According to their complaint, tests of Bigelow Green Tea conducted by an independent laboratory revealed glyphosate at 0.38 parts per million (ppm). Even while, though glyphosate’s technical factsheet states that chronic long-term exposure can cause kidney damage and reproductive problems, EPA standards allows 1 ppm for dried tea.

Despite the low levels found in Bigelow Green Tea, the OCA alleges that Bigelow’s products labels and social media pages contain the words “natural” and “all natural”. The company also claims that it is committed to “sustainability” and “protecting the environment.” The OCA asserts that Bigelow’s claims are false and misleading based on the test results showing glyphosate residues in the tea.
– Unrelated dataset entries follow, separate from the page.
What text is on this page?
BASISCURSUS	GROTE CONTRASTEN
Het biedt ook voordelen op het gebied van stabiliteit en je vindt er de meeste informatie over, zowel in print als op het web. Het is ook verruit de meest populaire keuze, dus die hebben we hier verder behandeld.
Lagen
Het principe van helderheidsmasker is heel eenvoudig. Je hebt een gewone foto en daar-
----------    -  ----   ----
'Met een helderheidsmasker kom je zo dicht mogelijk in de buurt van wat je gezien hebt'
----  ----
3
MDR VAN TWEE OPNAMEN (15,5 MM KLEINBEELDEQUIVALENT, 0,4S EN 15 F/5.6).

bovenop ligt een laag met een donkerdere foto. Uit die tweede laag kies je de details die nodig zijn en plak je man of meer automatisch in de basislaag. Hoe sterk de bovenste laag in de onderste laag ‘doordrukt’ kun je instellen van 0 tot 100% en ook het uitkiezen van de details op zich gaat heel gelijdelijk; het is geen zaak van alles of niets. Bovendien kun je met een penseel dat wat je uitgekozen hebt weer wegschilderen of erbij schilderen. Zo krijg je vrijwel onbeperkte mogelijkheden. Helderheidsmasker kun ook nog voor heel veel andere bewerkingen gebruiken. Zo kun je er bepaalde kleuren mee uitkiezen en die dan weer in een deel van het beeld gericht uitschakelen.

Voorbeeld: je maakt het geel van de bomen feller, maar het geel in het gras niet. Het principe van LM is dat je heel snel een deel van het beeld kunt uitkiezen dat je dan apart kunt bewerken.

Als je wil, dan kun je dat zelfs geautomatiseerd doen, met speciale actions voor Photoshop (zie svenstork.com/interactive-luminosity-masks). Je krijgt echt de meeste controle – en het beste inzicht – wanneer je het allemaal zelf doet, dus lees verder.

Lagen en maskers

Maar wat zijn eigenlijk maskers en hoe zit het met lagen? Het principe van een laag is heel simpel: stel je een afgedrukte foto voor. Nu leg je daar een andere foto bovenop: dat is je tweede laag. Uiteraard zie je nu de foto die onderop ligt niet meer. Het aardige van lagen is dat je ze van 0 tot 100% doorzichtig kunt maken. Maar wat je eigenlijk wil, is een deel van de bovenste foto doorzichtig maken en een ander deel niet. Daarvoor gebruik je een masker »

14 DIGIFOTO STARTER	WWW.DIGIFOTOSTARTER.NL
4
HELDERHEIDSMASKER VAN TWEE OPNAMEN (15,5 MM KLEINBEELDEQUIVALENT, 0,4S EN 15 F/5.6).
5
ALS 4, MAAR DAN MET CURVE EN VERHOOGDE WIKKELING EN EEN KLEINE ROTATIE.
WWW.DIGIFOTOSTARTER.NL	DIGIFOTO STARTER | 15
According to the Complaint “[n]o reasonable consumer who sees these representations, would expect that the tea or any ingredients in the products contain something that is unnatural.” Indeed, in 2015, the Consumer Reports National Research Center conducted a survey to see what consumers thought about food labels, which found that 63 percent of respondents believed that listing “natural” on a product label meant that “no toxic pesticides were used.”

The OCA also claims that Bigelow is deceiving consumers about the nature and quality of its products by failing to disclose that glyphosate is contained in them. In the lawsuit, the OAC seeks to halt Bigelow’s false marketing and sale of its teas.

Roundup Lawsuits Consolidated in California

In 2015, the International Agency for Research on Cancer (IARC) stated that glyphosate was “probably carcinogenic to humans.” A number of studies have also suggested that long-term exposure to the herbicide may increase risk of non-Hodgkin’s lymphoma (NHL) and other similar types of cancer. Since then, hundreds of Roundup cases have been filed against Monsanto alleging that use of the weed killer caused the plaintiffs’ NHL.

In October 2016, the U.S. Judicial Panel on Multidistrict Litigation (JPML) consolidated all federally filed Roundup lawsuits alleging that the product caused non-Hodgkin’s lymphoma (NHL) into the U.S. District Court for the Northern District of California for pre-trial proceedings.